How to print variable addresses in C?

nambvarun picture nambvarun · Mar 13, 2011 · Viewed 155.6k times · Source

When i run this code.

#include <stdio.h>

void moo(int a, int *b);

int main()
{
    int x;
    int *y;

    x = 1;
    y = &x;

    printf("Address of x = %d, value of x = %d\n", &x, x);
    printf("Address of y = &d, value of y = %d, value of *y = %d\n", &y, y, *y);
    moo(9, y);
}

void moo(int a, int *b)
{
    printf("Address of a = %d, value of a = %d\n", &a, a);
    printf("Address of b = %d, value of b = %d, value of *b = %d\n", &b, b, *b);
}

I keep getting this error in my compiler.

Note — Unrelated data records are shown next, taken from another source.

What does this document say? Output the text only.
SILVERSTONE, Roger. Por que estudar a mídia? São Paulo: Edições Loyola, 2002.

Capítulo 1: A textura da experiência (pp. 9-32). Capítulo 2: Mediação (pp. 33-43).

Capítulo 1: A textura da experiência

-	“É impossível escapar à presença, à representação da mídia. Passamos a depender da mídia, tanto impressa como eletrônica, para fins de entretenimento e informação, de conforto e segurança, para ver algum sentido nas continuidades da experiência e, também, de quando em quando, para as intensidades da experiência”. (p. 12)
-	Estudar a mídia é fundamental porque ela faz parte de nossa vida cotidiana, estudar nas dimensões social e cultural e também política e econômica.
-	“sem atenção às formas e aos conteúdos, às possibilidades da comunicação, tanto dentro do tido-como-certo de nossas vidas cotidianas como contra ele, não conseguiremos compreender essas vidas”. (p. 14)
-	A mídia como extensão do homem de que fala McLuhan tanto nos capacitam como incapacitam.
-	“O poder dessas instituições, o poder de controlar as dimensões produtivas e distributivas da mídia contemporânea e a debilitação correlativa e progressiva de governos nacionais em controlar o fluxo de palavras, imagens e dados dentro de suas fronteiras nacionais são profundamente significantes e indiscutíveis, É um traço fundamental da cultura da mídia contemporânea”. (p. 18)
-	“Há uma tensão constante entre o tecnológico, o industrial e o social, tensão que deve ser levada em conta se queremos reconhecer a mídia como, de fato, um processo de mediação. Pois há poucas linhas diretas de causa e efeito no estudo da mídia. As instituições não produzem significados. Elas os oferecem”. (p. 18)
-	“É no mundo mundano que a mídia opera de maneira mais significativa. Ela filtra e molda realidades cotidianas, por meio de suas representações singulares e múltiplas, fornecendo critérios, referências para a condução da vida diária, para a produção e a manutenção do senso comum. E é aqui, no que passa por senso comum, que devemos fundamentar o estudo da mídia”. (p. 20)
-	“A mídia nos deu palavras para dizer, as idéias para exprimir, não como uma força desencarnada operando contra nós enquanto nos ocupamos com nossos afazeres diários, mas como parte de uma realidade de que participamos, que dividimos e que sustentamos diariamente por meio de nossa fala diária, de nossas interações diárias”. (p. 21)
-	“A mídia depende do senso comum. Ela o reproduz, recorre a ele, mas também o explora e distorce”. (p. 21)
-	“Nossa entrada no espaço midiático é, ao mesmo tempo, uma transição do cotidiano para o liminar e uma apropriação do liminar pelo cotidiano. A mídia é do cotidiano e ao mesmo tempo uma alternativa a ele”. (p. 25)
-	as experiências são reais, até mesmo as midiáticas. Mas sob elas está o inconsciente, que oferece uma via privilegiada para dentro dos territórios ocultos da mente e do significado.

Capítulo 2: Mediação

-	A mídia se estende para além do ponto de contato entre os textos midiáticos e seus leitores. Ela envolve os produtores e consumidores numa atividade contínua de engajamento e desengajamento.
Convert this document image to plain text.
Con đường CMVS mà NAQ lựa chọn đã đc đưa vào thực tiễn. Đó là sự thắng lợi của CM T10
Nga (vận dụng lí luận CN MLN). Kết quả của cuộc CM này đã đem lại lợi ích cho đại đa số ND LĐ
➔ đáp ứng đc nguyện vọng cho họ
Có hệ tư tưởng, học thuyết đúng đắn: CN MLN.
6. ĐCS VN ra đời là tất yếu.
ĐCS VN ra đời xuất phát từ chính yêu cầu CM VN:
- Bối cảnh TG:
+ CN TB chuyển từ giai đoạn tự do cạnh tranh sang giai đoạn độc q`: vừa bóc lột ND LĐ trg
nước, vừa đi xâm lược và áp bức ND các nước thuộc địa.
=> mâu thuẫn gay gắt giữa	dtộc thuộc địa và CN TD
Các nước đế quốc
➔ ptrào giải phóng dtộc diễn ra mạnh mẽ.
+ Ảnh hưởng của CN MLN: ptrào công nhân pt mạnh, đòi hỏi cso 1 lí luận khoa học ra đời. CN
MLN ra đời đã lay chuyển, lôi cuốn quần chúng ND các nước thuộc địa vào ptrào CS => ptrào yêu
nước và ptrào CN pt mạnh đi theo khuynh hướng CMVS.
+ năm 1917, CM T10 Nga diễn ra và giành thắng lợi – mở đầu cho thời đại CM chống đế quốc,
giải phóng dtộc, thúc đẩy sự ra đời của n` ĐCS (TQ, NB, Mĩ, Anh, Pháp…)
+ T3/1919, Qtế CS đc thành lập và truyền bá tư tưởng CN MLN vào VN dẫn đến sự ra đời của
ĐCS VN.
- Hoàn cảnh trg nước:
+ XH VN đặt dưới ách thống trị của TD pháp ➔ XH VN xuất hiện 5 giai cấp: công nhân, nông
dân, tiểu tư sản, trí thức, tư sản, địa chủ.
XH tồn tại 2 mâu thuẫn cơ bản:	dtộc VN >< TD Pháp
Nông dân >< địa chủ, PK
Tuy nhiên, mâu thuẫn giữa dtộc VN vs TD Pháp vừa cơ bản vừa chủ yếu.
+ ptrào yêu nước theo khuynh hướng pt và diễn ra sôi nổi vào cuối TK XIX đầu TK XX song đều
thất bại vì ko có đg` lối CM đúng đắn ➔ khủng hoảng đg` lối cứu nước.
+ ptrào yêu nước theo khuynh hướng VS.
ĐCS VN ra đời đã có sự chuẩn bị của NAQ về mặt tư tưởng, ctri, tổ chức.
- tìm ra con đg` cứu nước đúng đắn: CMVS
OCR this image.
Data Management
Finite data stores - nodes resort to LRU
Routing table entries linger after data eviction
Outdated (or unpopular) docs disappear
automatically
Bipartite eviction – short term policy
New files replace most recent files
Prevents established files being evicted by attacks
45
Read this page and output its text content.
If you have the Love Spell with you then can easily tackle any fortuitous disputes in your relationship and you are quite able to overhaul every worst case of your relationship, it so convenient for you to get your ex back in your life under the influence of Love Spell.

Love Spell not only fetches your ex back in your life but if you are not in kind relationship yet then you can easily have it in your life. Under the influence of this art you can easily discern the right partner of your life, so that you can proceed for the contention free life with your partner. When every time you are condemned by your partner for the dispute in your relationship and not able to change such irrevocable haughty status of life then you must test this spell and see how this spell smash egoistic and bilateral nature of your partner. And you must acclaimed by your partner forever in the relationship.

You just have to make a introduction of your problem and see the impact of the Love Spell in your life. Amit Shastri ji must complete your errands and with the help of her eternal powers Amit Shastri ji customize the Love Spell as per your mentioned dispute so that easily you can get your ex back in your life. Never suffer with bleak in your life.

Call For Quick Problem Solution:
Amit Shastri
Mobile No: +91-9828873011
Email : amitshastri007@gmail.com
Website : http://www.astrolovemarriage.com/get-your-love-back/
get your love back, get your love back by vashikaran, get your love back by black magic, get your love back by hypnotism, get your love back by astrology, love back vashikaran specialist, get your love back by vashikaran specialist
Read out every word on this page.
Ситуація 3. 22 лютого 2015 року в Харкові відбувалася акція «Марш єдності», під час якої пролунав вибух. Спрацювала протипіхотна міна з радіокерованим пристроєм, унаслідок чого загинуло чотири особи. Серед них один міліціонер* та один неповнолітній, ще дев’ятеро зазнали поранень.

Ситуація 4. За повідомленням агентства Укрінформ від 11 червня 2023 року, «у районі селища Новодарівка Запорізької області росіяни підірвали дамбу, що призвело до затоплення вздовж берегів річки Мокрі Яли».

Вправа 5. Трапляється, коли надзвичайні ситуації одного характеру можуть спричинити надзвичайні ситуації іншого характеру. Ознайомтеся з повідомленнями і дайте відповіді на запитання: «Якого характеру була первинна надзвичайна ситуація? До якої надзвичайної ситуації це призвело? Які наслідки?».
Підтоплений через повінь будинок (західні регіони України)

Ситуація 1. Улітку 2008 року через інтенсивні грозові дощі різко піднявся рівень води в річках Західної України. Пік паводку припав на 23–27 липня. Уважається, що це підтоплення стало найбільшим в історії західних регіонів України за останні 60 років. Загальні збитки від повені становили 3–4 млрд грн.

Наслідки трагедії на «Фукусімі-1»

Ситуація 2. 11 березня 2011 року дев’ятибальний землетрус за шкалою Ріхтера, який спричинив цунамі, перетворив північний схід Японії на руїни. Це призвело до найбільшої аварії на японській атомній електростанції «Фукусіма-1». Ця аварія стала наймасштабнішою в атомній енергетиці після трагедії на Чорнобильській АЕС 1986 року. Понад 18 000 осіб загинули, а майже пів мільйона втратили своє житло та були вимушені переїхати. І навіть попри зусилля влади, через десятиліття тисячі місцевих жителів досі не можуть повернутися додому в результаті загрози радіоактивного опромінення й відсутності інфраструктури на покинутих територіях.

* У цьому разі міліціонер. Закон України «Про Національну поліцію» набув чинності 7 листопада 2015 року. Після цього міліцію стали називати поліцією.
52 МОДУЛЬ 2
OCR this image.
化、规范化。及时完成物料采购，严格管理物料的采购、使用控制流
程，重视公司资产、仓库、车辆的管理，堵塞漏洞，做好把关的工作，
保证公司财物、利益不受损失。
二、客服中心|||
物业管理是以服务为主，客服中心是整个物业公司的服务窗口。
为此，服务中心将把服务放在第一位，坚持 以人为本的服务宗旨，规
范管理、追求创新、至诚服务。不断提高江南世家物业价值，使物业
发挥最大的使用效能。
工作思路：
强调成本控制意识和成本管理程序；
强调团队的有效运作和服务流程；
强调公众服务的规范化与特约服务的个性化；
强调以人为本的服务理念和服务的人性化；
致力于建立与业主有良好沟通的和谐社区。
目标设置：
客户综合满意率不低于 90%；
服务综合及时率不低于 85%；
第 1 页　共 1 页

/Volumes/MY USB/C Programming/Practice/addresses.c:16: warning: format ‘%d’ expects type ‘int’, but argument 2 has type ‘int *’
/Volumes/MY USB/C Programming/Practice/addresses.c:17: warning: format ‘%d’ expects type ‘int’, but argument 2 has type ‘int **’
/Volumes/MY USB/C Programming/Practice/addresses.c:17: warning: format ‘%d’ expects type ‘int’, but argument 3 has type ‘int *’
/Volumes/MY USB/C Programming/Practice/addresses.c: In function ‘moo’:
/Volumes/MY USB/C Programming/Practice/addresses.c:23: warning: format ‘%d’ expects type ‘int’, but argument 2 has type ‘int *’
/Volumes/MY USB/C Programming/Practice/addresses.c:24: warning: format ‘%d’ expects type ‘int’, but argument 2 has type ‘int **’
/Volumes/MY USB/C Programming/Practice/addresses.c:24: warning: format ‘%d’ expects type ‘int’, but argument 3 has type ‘int *’

Could you help me?

Thanks

blargman

Answer

Carl Norum picture Carl Norum · Mar 13, 2011

You want to use %p to print a pointer. From the spec:

p The argument shall be a pointer to void. The value of the pointer is converted to a sequence of printing characters, in an implementation-defined manner.

And don't forget the cast, e.g.

printf("%p\n",(void*)&a);